CHAPITRE DCCLX.

Fantaisies.


Voilà ce qui dessèche, ruine & dévore les grandes fortunes des empires ; voilà ce qui rend dur & avare ; voilà ce qui empêche d’être juste ; voilà enfin ce qui détruit la liberté politique des nations & la gloire de la patrie. La dévorante prodigalité prend de longs détours, forge de grands mots, s’environne d’un appareil imposant, ébranle les formes antiques, alarme tout un peuple ; pourquoi ? afin de renouveller l’argent dépensé pour des fantaisies, tableaux, diamans, riche orfévrerie, meubles, luxe de décoration, fêtes, équipages, jardins anglais, &c. : voilà les niaiseries, les misères pour lesquelles on tourmente l’espèce humaine.

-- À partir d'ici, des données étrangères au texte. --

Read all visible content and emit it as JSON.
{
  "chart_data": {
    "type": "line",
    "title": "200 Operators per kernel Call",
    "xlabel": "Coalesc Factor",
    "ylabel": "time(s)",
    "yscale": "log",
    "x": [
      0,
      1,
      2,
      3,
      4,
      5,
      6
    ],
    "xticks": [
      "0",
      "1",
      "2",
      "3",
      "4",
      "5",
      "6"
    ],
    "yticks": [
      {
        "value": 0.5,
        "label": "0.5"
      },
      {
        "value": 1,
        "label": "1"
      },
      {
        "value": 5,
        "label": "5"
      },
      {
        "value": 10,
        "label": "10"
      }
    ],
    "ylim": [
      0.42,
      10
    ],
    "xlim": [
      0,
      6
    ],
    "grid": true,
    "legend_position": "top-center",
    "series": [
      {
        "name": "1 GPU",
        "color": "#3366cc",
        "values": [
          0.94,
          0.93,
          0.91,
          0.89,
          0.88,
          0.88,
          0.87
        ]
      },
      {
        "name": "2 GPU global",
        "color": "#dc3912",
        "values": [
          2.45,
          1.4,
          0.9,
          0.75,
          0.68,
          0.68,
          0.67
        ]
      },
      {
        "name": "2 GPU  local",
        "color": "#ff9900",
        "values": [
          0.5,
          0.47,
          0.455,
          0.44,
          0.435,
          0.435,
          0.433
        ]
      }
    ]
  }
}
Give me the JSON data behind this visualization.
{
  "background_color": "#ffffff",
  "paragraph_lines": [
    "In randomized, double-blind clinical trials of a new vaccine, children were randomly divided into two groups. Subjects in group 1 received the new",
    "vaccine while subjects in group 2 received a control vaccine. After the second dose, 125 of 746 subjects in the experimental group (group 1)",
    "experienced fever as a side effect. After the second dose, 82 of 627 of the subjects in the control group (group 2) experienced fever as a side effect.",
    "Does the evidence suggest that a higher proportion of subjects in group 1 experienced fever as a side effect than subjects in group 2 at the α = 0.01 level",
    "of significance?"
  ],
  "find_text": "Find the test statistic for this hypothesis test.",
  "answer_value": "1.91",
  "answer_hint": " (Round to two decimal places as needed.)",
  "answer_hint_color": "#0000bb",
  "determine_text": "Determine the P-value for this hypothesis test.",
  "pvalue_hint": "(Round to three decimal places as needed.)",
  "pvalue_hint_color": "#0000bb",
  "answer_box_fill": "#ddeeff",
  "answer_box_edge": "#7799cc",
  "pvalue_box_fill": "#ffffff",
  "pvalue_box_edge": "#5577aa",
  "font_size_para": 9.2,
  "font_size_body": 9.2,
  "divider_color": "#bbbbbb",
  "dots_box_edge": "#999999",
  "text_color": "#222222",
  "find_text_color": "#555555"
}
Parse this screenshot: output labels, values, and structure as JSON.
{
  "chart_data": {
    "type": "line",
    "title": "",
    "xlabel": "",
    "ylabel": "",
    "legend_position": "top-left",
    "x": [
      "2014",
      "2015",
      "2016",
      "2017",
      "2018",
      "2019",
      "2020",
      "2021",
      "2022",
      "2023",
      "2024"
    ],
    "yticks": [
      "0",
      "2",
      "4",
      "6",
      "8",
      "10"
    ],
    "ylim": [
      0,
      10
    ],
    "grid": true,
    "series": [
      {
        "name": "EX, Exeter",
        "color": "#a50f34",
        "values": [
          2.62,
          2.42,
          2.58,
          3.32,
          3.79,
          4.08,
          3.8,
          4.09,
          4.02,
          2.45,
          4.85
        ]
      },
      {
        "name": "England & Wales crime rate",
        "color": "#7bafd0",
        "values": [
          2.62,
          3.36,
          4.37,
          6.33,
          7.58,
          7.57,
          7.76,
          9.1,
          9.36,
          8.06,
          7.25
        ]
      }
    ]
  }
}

Les fantaisies n’ont point de bornes ; ce sont des fantômes qui se multiplient comme les rayons colorés d’un prisme. La fortune des États ne suffit point à ces caprices innombrables & changeans. Les révolutions désastreuses, le déshonneur des empires & celui des gouvernemens, ont leur racine dans les fantaisies ; mais elles se punissent elles-mêmes ; car elles éloignent de l’ame insensée qui s’y livre les vraies & pures jouissances.

La manie des jardins anglais, cette caricature parisienne, qui veut représenter, dans quelques arpens, des beautés larges & vraiment originales, couvrant un vaste espace, a ruiné des dépositaires de la fortune publique, qui ont fui honteusement. Tel rocher, amené, construit à grands frais, pour déparer un local tranquille, a plus coûté qu’un hôpital. Ces fantaisies ont toutes un vil caractère de jouissance exclusive ; on n’entre pas dans ces demeures fastueuses qui insultent à la simplicité en voulant saisir son extérieur. Ces promenades champêtres sont sous la clef ; la forêt a des murs.

Si l’on faisoit un régiment des égoïstes, ce régiment égaleroit une armée de Xercès ; que dis-je ! elle seroit plus nombreuse encore. Qui en seroit le colonel ? chacun se croiroit en droit de le nommer, & lui-même alors seroit digne de la place ; mais il est des dépenses si scandaleuses, si injurieuses à la décence, à l’honnêteté, si outrageantes pour les infortunés, si insolentes en ce qu’elles bravent le cri public, qu’on pourroit personnifier l’égoïsme, en nommant tel ou tel individu.

N’ayez pas peur qu’on mette des impôts sur les roues de carrosse, sur les chevaux de selle, sur les chiens de chasse, sur les valets, sur les maîtres-d’hôtel, sur les portes cochères, sur les tableaux & statues, sur les jardins anglais, &c. : ceux qui imposent ont de tout cela. On aime mieux créer des impôts sur la boisson du peuple & sur les comestibles de première nécessité ; c’est-à-dire, qu’on aime mieux diminuer le nombre des moyens de subsistance, qui sont le véritable nerf de la prospérité des nations.

Les impôts quelconques sont moins supportés à Paris par la classe des riches, que par celle des pauvres ; & cette mauvaise règle influe sur les consommations, & diminue, à la lettre, la force physique & morale des individus.